Heaps: Find the Running Median

  • + 5 comments

    To prevent timeout the algorithm needs to be run in O(logn). The solution is using two heaps or two priority queues, one max the other min, and always balanced. By balanced, it means the difference of the length of each data structure should be less than or equal to 1. And the min data structure should store the highest half of the sorted list and the max structure needs to store the lowest of the sorted list. In this way the insersion will take place in O(logn) and finding the median in O(1) as access time to top element of heap or priority queue is O(1).
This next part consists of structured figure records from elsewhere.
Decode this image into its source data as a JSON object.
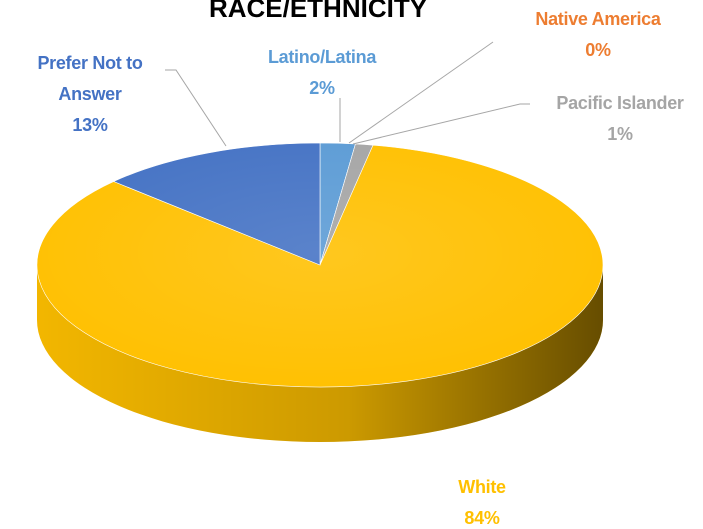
{
  "chart_data": {
    "type": "pie3d",
    "title": "RACE/ETHNICITY",
    "categories": [
      "Latino/Latina",
      "Native America",
      "Pacific Islander",
      "White",
      "Prefer Not to Answer"
    ],
    "values": [
      2,
      0,
      1,
      84,
      13
    ],
    "value_labels": [
      "2%",
      "0%",
      "1%",
      "84%",
      "13%"
    ],
    "colors": [
      "#5b9bd5",
      "#ed7d31",
      "#a5a5a5",
      "#ffc000",
      "#4472c4"
    ]
  }
}
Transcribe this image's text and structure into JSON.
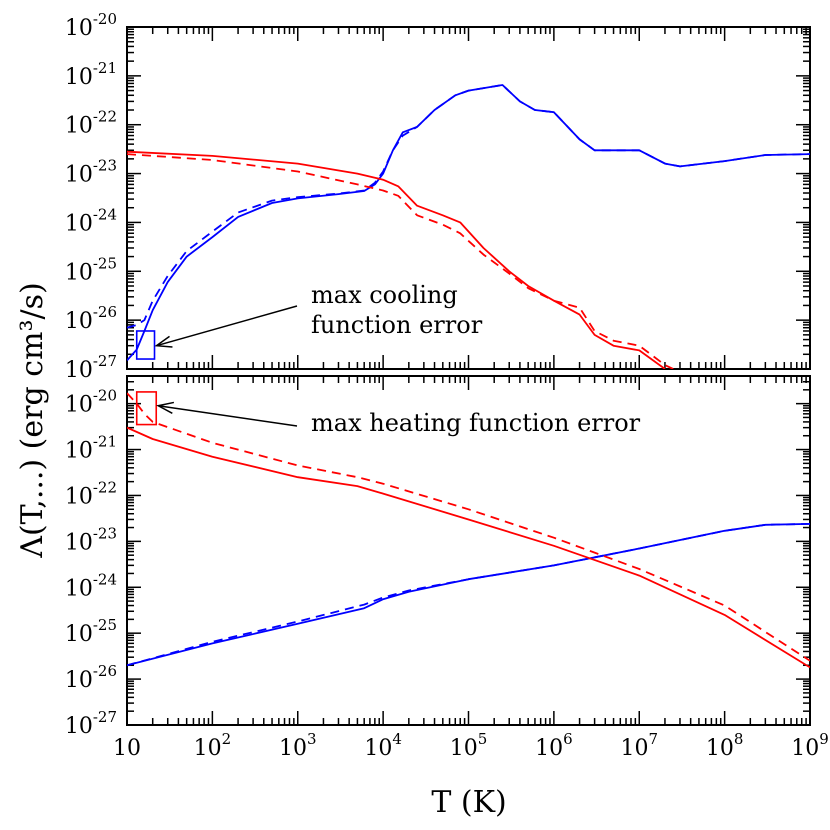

    Here is an implementation in C++:

    priority_queue<int, vector<int>, less<int> > lower = priority_queue<int, vector<int>, less<int> >();
    priority_queue<int, vector<int>, greater<int> > higher = priority_queue<int, vector<int>, greater<int> >();
    
    void add(int i){ 
        if(lower.empty())
            lower.push(i);
        else{
            if(lower.size() > higher.size()){
                if(lower.top() > i){
                    higher.push(lower.top());
                    lower.pop();
                    lower.push(i);
                }
                else
                    higher.push(i);
            }
            else{
                if(higher.top() >= i)
                    lower.push(i);
                else{
                    lower.push(higher.top());
                    higher.pop();
                    higher.push(i);
                }
            }
        }
    }
    
    double find(){ 
        int n = lower.size() + higher.size();
        return (n % 2 == 0) ? (higher.top() + lower.top())/2.0 : (double)(lower.top());
        
    }